Funke has made Tre Dita the house of pasta, and he’s not always home, but clearly that can work. When I went, the legendary chef Jean Joho, formerly of Everest and now a partner, was at the pass. I hope this young restaurant rises to those heights, with the pasta maestro as an older chef mentoring that pass or another someday.

Tre Dita

401 E. Wacker Drive (in The St Regis Chicago hotel, 2nd floor)

Open: Restaurant daily 5 to 9:30 p.m.

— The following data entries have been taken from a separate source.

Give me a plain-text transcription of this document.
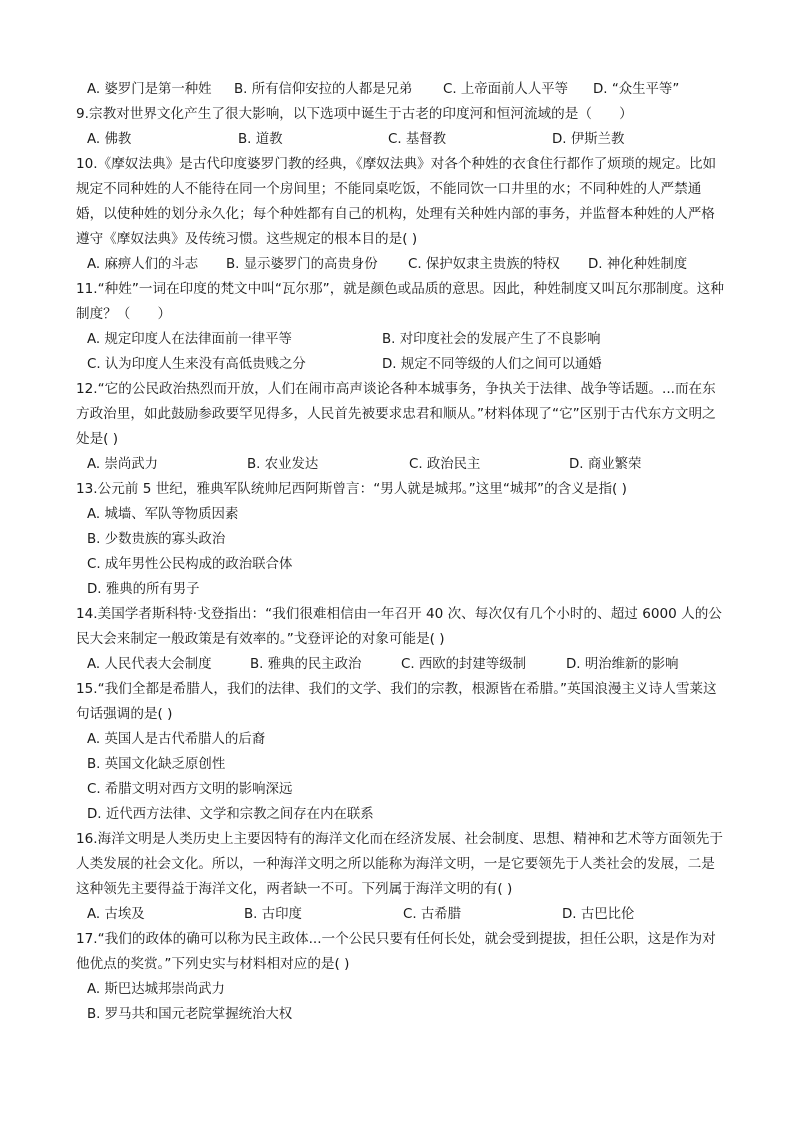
A. 婆罗门是第一种姓 B. 所有信仰安拉的人都是兄弟 C. 上帝面前人人平等 D. “众生平等”

9.宗教对世界文化产生了很大影响，以下选项中诞生于古老的印度河和恒河流域的是（　　）

A. 佛教	B. 道教	C. 基督教	D. 伊斯兰教

10.《摩奴法典》是古代印度婆罗门教的经典，《摩奴法典》对各个种姓的衣食住行都作了烦琐的规定。比如规定不同种姓的人不能待在同一个房间里；不能同桌吃饭，不能同饮一口井里的水；不同种姓的人严禁通婚，以使种姓的划分永久化；每个种姓都有自己的机构，处理有关种姓内部的事务，并监督本种姓的人严格遵守《摩奴法典》及传统习惯。这些规定的根本目的是( )

A. 麻痹人们的斗志 B. 显示婆罗门的高贵身份 C. 保护奴隶主贵族的特权 D. 神化种姓制度

11.“种姓”一词在印度的梵文中叫“瓦尔那”，就是颜色或品质的意思。因此，种姓制度又叫瓦尔那制度。这种制度？（　　）

A. 规定印度人在法律面前一律平等	B. 对印度社会的发展产生了不良影响
C. 认为印度人生来没有高低贵贱之分	D. 规定不同等级的人们之间可以通婚

12.“它的公民政治热烈而开放，人们在闹市高声谈论各种本城事务，争执关于法律、战争等话题。...而在东方政治里，如此鼓励参政要罕见得多，人民首先被要求忠君和顺从。”材料体现了“它”区别于古代东方文明之处是( )

A. 崇尚武力	B. 农业发达	C. 政治民主	D. 商业繁荣

13.公元前 5 世纪，雅典军队统帅尼西阿斯曾言：“男人就是城邦。”这里“城邦”的含义是指( )

A. 城墙、军队等物质因素
B. 少数贵族的寡头政治
C. 成年男性公民构成的政治联合体
D. 雅典的所有男子

14.美国学者斯科特·戈登指出：“我们很难相信由一年召开 40 次、每次仅有几个小时的、超过 6000 人的公民大会来制定一般政策是有效率的。”戈登评论的对象可能是( )

A. 人民代表大会制度	B. 雅典的民主政治	C. 西欧的封建等级制	D. 明治维新的影响

15.“我们全都是希腊人，我们的法律、我们的文学、我们的宗教，根源皆在希腊。”英国浪漫主义诗人雪莱这句话强调的是( )

A. 英国人是古代希腊人的后裔
B. 英国文化缺乏原创性
C. 希腊文明对西方文明的影响深远
D. 近代西方法律、文学和宗教之间存在内在联系

16.海洋文明是人类历史上主要因特有的海洋文化而在经济发展、社会制度、思想、精神和艺术等方面领先于人类发展的社会文化。所以，一种海洋文明之所以能称为海洋文明，一是它要领先于人类社会的发展，二是这种领先主要得益于海洋文化，两者缺一不可。下列属于海洋文明的有( )

A. 古埃及	B. 古印度	C. 古希腊	D. 古巴比伦

17.“我们的政体的确可以称为民主政体...一个公民只要有任何长处，就会受到提拔，担任公职，这是作为对他优点的奖赏。”下列史实与材料相对应的是( )

A. 斯巴达城邦崇尚武力
B. 罗马共和国元老院掌握统治大权
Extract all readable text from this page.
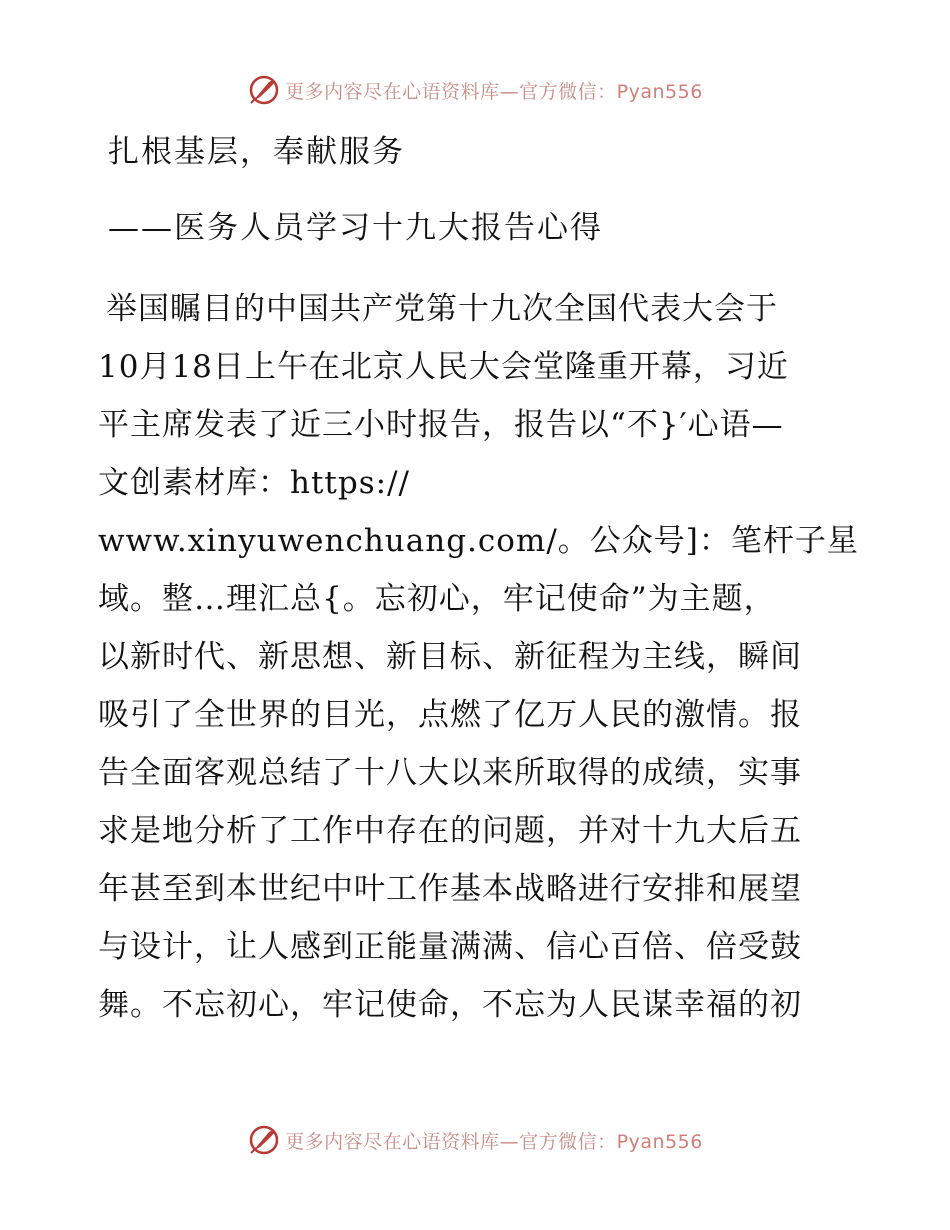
更多内容尽在心语资料库—官方微信：Pyan556
扎根基层，奉献服务
——医务人员学习十九大报告心得
举国瞩目的中国共产党第十九次全国代表大会于
10月18日上午在北京人民大会堂隆重开幕，习近
平主席发表了近三小时报告，报告以“不}′心语—
文创素材库：https://
www.xinyuwenchuang.com/。公众号]：笔杆子星
域。整…理汇总{。忘初心，牢记使命”为主题，
以新时代、新思想、新目标、新征程为主线，瞬间
吸引了全世界的目光，点燃了亿万人民的激情。报
告全面客观总结了十八大以来所取得的成绩，实事
求是地分析了工作中存在的问题，并对十九大后五
年甚至到本世纪中叶工作基本战略进行安排和展望
与设计，让人感到正能量满满、信心百倍、倍受鼓
舞。不忘初心，牢记使命，不忘为人民谋幸福的初
更多内容尽在心语资料库—官方微信：Pyan556
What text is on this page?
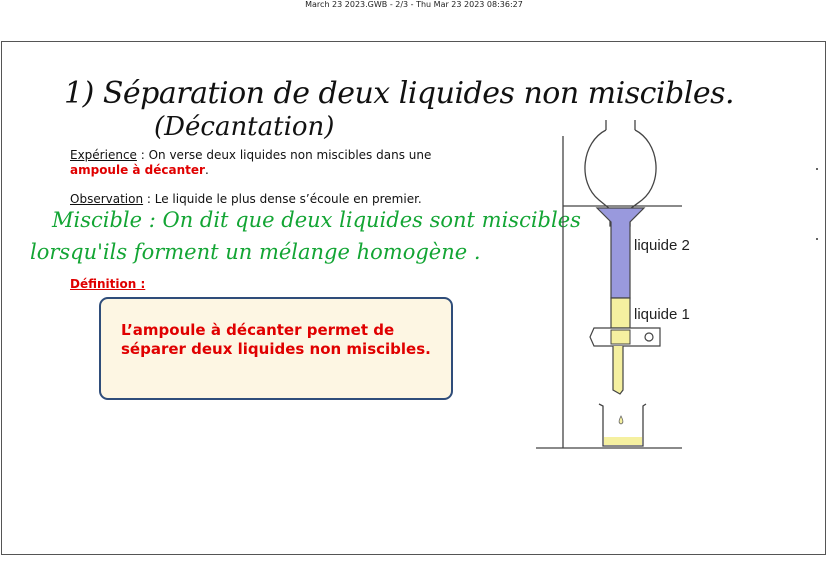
March 23 2023.GWB - 2/3 - Thu Mar 23 2023 08:36:27
1) Séparation de deux liquides non miscibles.
(Décantation)
Expérience : On verse deux liquides non miscibles dans une
ampoule à décanter.
Observation : Le liquide le plus dense s’écoule en premier.
Miscible : On dit que deux liquides sont miscibles
lorsqu'ils forment un mélange homogène .
Définition :
L’ampoule à décanter permet de séparer deux liquides non miscibles.
liquide 2
liquide 1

Bar Sunday to Thursday 4 to 10 p.m., cocktails until midnight; Friday and Saturday to 11 p.m., cocktails until 1 a.m.

Prices: $11 (schiacciata bianca), $27 (pici cacio e pepe), $36 (gnudi di spinaci), $42 (tagliatelle al ragù), $76 (tagliata di manzo), $19 (tiramisù classica), $26 (Tre cocktail)

Noise: Conversation-friendly

Accessibility: Wheelchair accessible by elevator with restrooms on single level

Tribune rating: Very good to excellent, two and a half stars

Ratings key: Four stars, outstanding; three stars, excellent; two stars, very good; one star, good; no stars, unsatisfactory. Meals are paid for by the Tribune.